Overall, I enjoyed listening to the circulating episodes and I would recommend them to any listener with a taste for the pop music of this area.

Review: Sealtest Variety Theater

Doing a live radio broadcast from a Houston hotel ballroom to a rowdy crowd on Saint Patrick’s Day in 1949 seemed like a good idea to someone. That infamous 1949 broadcast of the Sealtest Variety Theater became one of the biggest live radio fails in history and what the series is remembered for.

The Sealtest Variety Theater had a total of 42 broadcasts between its premier in September 1948 and it going off the air in July 1949. It was hosted by Dorothy Lamour who had co-starred in most of the Road movies with the legends Bob Hope and Bing Crosby. The show featured a dazzling array of stars including Jimmy Stewart, Edward G. Robinson, Gregory Peck, William Powell, Boris Karloff, and Sidney Greenstreet along with legends such as Hope, Abbott and Costello, Jim and Marianne Jordan as Fibber McGee and Molly, Norris Goff and Chester Lauck and Lum ‘n Abner, Harold Peary as the Great Gildersleeve, and Ed Gardner as Archie from Duffy’s Tavern.

Lamour’s charisma and star power was on full display. She remained likable throughout the series run and provided nice musical performances as well. She appeared to have been enjoying the series, laughing regularly and making the audience want to laugh along with her.

Additional musical entertainment was provided by Henry Russell and his orchestra and the Crew Chiefs. The music is all pleasant to listen to and on par with what you’d hear on most other radio programs.

Through the show’s first seven months on the air, the format included plenty of music, a dramatic sketch between Lamour and the guest of the week, and a comedy bit. Sometimes Lamour performed in the comedic sketches. Other times, a comedy team like Abbott and Costello would perform a typical routine or there’d be an occasional stand-up sketch.

The comedy was pretty solid for the Golden Age. The dramatic sketches were a mixed bag. Some were fairly good, but others seemed trite, silly, or simplistic. I mostly enjoyed them, but there were a few times I felt bad that a talented actor had to work with that material.

The infamous Saint Patrick’s day performance fell during this run. The wild crowd and technical difficulties led to sound quality issues and a profanity being spoken over the air by a male voice. To her credit, Lamour remained calm through it all. It was radio veteran Gardener who lost it and ignored her attempts to keep the show on script by trying to come up with something random that would make the crowd happy.

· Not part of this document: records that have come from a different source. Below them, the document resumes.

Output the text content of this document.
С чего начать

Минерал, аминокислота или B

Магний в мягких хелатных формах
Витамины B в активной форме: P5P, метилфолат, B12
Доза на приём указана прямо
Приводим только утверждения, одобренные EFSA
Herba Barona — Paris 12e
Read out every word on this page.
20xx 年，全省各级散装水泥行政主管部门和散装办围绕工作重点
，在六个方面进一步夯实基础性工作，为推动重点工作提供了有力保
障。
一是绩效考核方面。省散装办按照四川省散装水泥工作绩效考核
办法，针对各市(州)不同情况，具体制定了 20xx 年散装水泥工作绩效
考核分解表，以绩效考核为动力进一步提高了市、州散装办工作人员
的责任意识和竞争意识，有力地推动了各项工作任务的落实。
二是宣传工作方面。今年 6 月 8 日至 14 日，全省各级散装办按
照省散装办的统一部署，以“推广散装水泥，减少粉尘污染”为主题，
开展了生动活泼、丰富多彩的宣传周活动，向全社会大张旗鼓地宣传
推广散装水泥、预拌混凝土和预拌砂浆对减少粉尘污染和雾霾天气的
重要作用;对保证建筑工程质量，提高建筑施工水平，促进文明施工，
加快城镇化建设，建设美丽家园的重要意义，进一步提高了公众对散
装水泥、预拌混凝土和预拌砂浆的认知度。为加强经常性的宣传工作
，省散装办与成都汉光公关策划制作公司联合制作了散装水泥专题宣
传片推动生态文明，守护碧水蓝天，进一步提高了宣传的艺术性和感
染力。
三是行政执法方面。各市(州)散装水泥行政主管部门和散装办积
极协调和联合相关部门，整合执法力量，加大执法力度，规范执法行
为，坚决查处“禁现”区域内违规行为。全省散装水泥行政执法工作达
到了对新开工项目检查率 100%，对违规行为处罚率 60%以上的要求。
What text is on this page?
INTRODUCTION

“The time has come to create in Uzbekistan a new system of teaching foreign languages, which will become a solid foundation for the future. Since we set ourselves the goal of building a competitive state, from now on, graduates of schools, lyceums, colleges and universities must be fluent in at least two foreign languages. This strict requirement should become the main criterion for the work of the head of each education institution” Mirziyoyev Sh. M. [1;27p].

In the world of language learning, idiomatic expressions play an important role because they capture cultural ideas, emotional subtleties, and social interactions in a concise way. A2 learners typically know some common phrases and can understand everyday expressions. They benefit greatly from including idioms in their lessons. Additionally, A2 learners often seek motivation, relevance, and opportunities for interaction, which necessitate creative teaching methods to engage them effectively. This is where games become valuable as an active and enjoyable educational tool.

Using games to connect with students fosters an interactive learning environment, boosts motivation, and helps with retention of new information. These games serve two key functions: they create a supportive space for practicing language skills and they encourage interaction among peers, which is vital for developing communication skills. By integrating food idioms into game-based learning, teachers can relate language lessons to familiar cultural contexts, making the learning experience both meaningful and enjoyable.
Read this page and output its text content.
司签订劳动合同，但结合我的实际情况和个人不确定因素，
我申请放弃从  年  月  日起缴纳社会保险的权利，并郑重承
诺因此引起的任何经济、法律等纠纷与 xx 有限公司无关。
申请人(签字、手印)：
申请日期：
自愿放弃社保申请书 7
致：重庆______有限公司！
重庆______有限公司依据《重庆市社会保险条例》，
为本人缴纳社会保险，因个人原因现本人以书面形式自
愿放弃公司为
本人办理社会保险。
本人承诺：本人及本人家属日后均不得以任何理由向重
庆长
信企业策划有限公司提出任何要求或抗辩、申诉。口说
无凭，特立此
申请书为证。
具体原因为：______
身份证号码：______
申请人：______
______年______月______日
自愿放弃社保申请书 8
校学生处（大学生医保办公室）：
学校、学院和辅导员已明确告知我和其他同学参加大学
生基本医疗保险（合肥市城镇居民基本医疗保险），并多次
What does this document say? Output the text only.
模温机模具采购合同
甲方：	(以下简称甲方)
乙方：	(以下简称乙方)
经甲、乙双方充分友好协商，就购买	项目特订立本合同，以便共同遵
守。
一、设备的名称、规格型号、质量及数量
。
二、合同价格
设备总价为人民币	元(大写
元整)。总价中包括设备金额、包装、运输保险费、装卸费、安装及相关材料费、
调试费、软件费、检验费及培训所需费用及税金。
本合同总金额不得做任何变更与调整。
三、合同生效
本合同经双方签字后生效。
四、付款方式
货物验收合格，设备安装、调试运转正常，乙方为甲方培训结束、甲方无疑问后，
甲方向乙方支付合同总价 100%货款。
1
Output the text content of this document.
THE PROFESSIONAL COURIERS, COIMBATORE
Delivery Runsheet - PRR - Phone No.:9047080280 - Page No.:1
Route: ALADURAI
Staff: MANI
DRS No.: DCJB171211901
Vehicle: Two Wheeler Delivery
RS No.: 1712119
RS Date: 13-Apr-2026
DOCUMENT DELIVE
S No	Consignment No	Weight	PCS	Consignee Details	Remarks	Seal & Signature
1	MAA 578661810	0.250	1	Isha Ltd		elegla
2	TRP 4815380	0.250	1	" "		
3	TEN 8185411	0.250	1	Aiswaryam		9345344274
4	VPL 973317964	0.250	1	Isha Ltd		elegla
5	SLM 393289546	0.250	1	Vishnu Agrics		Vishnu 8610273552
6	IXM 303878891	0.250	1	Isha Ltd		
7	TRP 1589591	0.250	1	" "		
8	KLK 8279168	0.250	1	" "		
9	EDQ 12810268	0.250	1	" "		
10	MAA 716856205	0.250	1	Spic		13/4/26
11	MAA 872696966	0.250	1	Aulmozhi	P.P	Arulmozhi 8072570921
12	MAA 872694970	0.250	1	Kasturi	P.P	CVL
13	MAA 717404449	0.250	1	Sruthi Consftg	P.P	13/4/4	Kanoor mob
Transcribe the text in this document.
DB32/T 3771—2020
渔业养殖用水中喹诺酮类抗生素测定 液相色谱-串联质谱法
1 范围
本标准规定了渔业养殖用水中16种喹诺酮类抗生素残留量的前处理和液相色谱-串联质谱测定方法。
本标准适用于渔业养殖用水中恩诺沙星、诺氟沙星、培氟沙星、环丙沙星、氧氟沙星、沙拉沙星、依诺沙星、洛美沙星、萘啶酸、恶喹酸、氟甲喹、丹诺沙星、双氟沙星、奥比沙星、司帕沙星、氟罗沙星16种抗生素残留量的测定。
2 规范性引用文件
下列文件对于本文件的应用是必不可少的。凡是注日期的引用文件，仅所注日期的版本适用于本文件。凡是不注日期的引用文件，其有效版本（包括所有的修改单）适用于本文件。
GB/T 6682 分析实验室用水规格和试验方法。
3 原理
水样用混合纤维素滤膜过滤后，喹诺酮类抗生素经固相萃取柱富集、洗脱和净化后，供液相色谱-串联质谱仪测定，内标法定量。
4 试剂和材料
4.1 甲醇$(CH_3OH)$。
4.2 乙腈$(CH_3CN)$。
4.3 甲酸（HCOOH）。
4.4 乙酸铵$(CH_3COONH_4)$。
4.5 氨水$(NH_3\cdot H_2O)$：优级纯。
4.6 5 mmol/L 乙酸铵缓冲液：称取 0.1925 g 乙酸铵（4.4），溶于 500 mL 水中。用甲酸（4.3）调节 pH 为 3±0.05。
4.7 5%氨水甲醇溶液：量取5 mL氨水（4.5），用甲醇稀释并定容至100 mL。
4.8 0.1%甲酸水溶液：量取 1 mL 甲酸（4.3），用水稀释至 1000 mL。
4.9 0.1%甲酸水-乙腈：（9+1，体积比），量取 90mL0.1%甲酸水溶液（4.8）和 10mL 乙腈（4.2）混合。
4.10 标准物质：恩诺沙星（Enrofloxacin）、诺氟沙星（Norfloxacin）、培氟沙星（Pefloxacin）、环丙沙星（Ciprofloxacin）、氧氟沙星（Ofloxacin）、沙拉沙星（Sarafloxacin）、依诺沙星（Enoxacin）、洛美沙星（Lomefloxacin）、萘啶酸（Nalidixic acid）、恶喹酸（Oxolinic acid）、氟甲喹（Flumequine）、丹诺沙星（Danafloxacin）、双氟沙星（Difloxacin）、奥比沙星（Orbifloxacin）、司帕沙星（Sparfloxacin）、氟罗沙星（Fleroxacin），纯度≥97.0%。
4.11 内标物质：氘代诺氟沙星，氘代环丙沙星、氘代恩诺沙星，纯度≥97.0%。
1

The event made headlines and Lamour didn’t run for it. In one sketch later on where she had to boast of what deeds made her character tough enough for something, she said, “Oh yeah, well I did a show at a hotel in Houston.”

In April, the show tweaked its format. The music stayed, but the dramatic sketches and individual comedy guest spots were done away with. Eddie Bracken joined the series and it became something of a sitcom like Lamour and Bracken playing fictionalized versions of themselves, with Bracken finding ways to get himself and Lamour into trouble every week.

Bracken was a fair comic talent. In many ways, his style called to mind Alan Young’s style as an exuberant born loser who often believed Hollywood actors were exactly like the people they played in the movies.

Young filled in for Bracken in an incident that illustrates the culture of the golden age of radio. Young happened to be at the studio to record his own program and did the guess spot on Sealtest on 15 minutes notice. You couldn’t even tell the script had been written for another actor.

Overall, this is a decent comedy/music program.It didn’t have mind-blowing comedy or music, but it’s a pleasant and fun listen with some great talent. It deserves remembered for more than technical difficulties and some rowdy drunks ruining its Saint Patrick’s Day program.